No bake blueberry cheesecake

A few days ago we got an invitation for a friend’s “Flower-power” spring themed birthday party. She requested that we bring something that reminds us of spring. So not wanting to do the typical spring flowers, and my idea of a jar filled with natural fertilizer1 being banned by the other 50%, we settled on cake.

My first idea was to create a three layer lemon-poppy seed cake, with a fruity filling, cover it in yellow marzipan, and then decorate it with sugar paste flowers (daisies, mostly). But the store being closed and a certain lack of ingredients and time meant I had to find an alternative. Pinterest2 and a childhood memory of no bake cheese cakes to the rescue. After browsing for a while for spring-themed cakes, I settled on a blueberry no bake cheesecake. Mixing a vegan recipe, with a not even vegetarian one (the childhood cake uses gelatine3, and turning it vegetarian was a challenge. And it turned right the first time round!

I basically adapted & mashed so many recipes that it’s not even worth it mentioning them, since this cake doesn’t resemble any of them any more.

No bake blueberry cheesecake with lighted birthday candles

Happy Birthday for the flower power girl

Ingredients

For the crust

  • 200 grams “maria” cookies
  • 100 grams butter

For the cheesecake

  • 300 grams cream cheese, room temperature
  • 250 grams Greek yogurt
  • 375 ml cream
  • 250 grams blueberries
  • 125 grams sugar
  • Zest and juice of one lemon
  • 2 grams agar agar powder

For the topping

  • 200 grams blueberries
  • 4 grams agar agar powder
  • 25 grams sugar

For decoration

  • 50 grams blueberries
  • sugar flowers
  • (fresh edible flowers if you can find them – I couldn’t)
No bake blueberry cheesecake with candles blown off and child in the background

No bake blueberry cheesecake

Instructions

For the crust

  1. Line the bottom of a spring form with baking paper. Place spring form on dish (the cheesecake will most likely leak a bit).
  2. Melt butter in microwave or pan over medium heat.
  3. Meanwhile, crush cookies to thin dust either in a food processor or by wacking them with a rolling pin. (Second option recommended if you have anger you need to get rid of).
  4. Mix butter & cookie crumbs until it resembles wet sand. Pour mixture into lined form and press with hands to create an even crust.
  5. Place in refrigerator while making filling.
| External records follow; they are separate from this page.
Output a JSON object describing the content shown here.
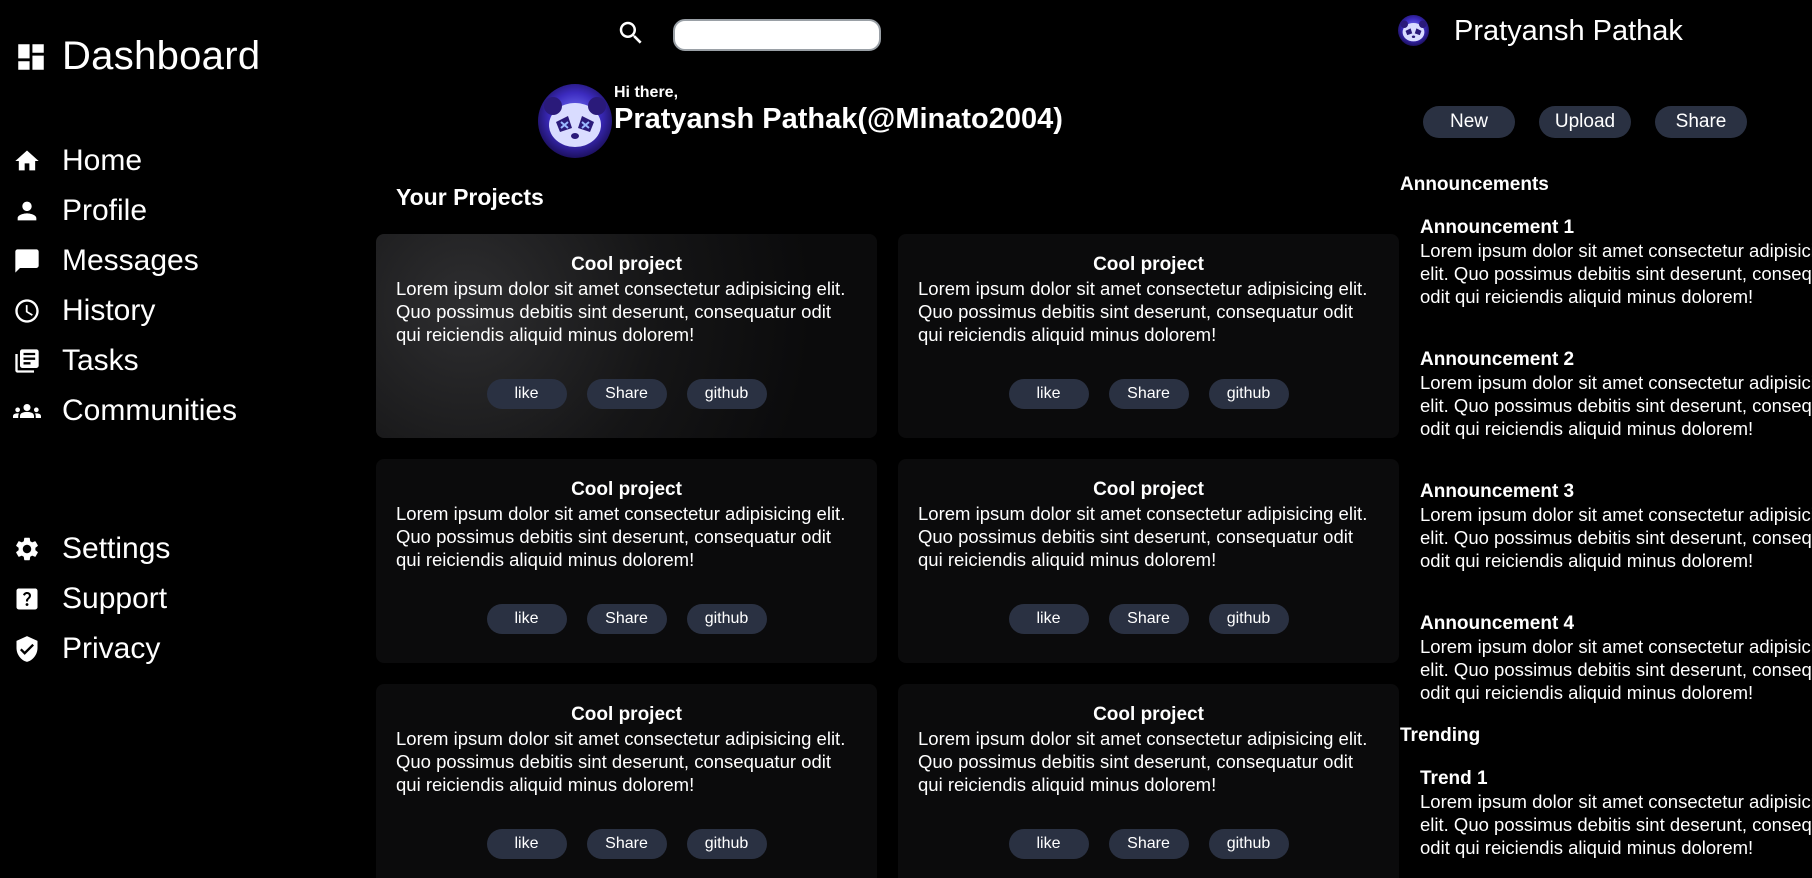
{
  "sidebar": {
    "brand_title": "Dashboard",
    "brand_icon": "dashboard-icon",
    "nav_main": [
      {
        "label": "Home",
        "icon": "home-icon"
      },
      {
        "label": "Profile",
        "icon": "person-icon"
      },
      {
        "label": "Messages",
        "icon": "chat-icon"
      },
      {
        "label": "History",
        "icon": "clock-icon"
      },
      {
        "label": "Tasks",
        "icon": "tasks-icon"
      },
      {
        "label": "Communities",
        "icon": "group-icon"
      }
    ],
    "nav_bottom": [
      {
        "label": "Settings",
        "icon": "gear-icon"
      },
      {
        "label": "Support",
        "icon": "help-icon"
      },
      {
        "label": "Privacy",
        "icon": "shield-icon"
      }
    ]
  },
  "search": {
    "placeholder": "",
    "value": ""
  },
  "greeting": {
    "hi": "Hi there,",
    "name": "Pratyansh Pathak(@Minato2004)"
  },
  "user": {
    "name": "Pratyansh Pathak"
  },
  "actions": {
    "new": "New",
    "upload": "Upload",
    "share": "Share"
  },
  "projects": {
    "title": "Your Projects",
    "cards": [
      {
        "title": "Cool project",
        "body": "Lorem ipsum dolor sit amet consectetur adipisicing elit. Quo possimus debitis sint deserunt, consequatur odit qui reiciendis aliquid minus dolorem!",
        "like": "like",
        "share": "Share",
        "github": "github"
      },
      {
        "title": "Cool project",
        "body": "Lorem ipsum dolor sit amet consectetur adipisicing elit. Quo possimus debitis sint deserunt, consequatur odit qui reiciendis aliquid minus dolorem!",
        "like": "like",
        "share": "Share",
        "github": "github"
      },
      {
        "title": "Cool project",
        "body": "Lorem ipsum dolor sit amet consectetur adipisicing elit. Quo possimus debitis sint deserunt, consequatur odit qui reiciendis aliquid minus dolorem!",
        "like": "like",
        "share": "Share",
        "github": "github"
      },
      {
        "title": "Cool project",
        "body": "Lorem ipsum dolor sit amet consectetur adipisicing elit. Quo possimus debitis sint deserunt, consequatur odit qui reiciendis aliquid minus dolorem!",
        "like": "like",
        "share": "Share",
        "github": "github"
      },
      {
        "title": "Cool project",
        "body": "Lorem ipsum dolor sit amet consectetur adipisicing elit. Quo possimus debitis sint deserunt, consequatur odit qui reiciendis aliquid minus dolorem!",
        "like": "like",
        "share": "Share",
        "github": "github"
      },
      {
        "title": "Cool project",
        "body": "Lorem ipsum dolor sit amet consectetur adipisicing elit. Quo possimus debitis sint deserunt, consequatur odit qui reiciendis aliquid minus dolorem!",
        "like": "like",
        "share": "Share",
        "github": "github"
      }
    ]
  },
  "announcements": {
    "title": "Announcements",
    "items": [
      {
        "title": "Announcement 1",
        "lines": [
          "Lorem ipsum dolor sit amet consectetur adipisicing",
          "elit. Quo possimus debitis sint deserunt, consequatur",
          "odit qui reiciendis aliquid minus dolorem!"
        ]
      },
      {
        "title": "Announcement 2",
        "lines": [
          "Lorem ipsum dolor sit amet consectetur adipisicing",
          "elit. Quo possimus debitis sint deserunt, consequatur",
          "odit qui reiciendis aliquid minus dolorem!"
        ]
      },
      {
        "title": "Announcement 3",
        "lines": [
          "Lorem ipsum dolor sit amet consectetur adipisicing",
          "elit. Quo possimus debitis sint deserunt, consequatur",
          "odit qui reiciendis aliquid minus dolorem!"
        ]
      },
      {
        "title": "Announcement 4",
        "lines": [
          "Lorem ipsum dolor sit amet consectetur adipisicing",
          "elit. Quo possimus debitis sint deserunt, consequatur",
          "odit qui reiciendis aliquid minus dolorem!"
        ]
      }
    ]
  },
  "trending": {
    "title": "Trending",
    "items": [
      {
        "title": "Trend 1",
        "lines": [
          "Lorem ipsum dolor sit amet consectetur adipisicing",
          "elit. Quo possimus debitis sint deserunt, consequatur",
          "odit qui reiciendis aliquid minus dolorem!"
        ]
      }
    ]
  },
  "colors": {
    "background": "#000000",
    "card": "#0b0b0c",
    "pill": "#2a3142",
    "text": "#ffffff"
  }
}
For the cheesecake filling

  1. Pour 250 ml of cream into a small sauce pan, sprinkle 2 grams of agar agar powder on top and let soak for a few minutes. Bring to a simmer, and whisk to dissolve agar agar. Simmer for a 3-4 minutes, whisking regularly to make sure it doesn’t burn to the bottom of the pan.
  2. Meanwhile, in a blender, blend blueberries with remaining cream.
  3. In a mixing bowl, mix cream cheese, yogurt, sugar, lemon zest and juice until smooth. Add blueberry mix and mix until well combined.
  4. Add agar agar cream to the blueberry mix and mix thoroughly. It should start setting and it can be whipped to a creamy consistency. Pour into spring form with crust and even top out with a spatula.
  5. Chill in refrigerator while making topping.
Springform filled with blueberry no bake filling

Blueberry cheesecake filling ready for chilling

For the topping

  1. In a blender, mix blueberries and sugar with about 100 ml of water until smooth.
  2. Sieve blueberry mix through a strainer to remove skins.
  3. Add enough water to the mix to make 500 ml. Pour into small saucepan and sprinkler agar agar on top. Let sit for 5 minutes for agar agar to hydrate.
  4. Bring to a boil, lower to simmer and whisk to dissolve agar agar. Simmer for 3-4 minutes, whisking to make sure it won’t burn to the bottom of the pan.
  5. If present, remove white foam from top of blueberry jam with a spoon before it cools down.
  6. Let blueberry jam cool to around 50°C, pour on top of cheesecake. Quickly tilt spring form around to distribute the topping evenly.

Decorate:

  1. Sprinkle blueberries on top.
  2. Place sugar (and / or fresh edible) flowers on top.

Keep refrigerated until ready to eat.

One benefit of using agar agar however, the cheesecake & topping will withstand higher temperatures since it won’t un-gel with warmth. So this is an ideal dessert for the summer months!

  1. Having lived rather rural for the last two years, the beginning of spring is always marked by the smell of fields being turned over and fertilized to prepare for the new crops.
  2. The rabbit hole for the makers
  3. Which is not vegetarian. Poor piggies.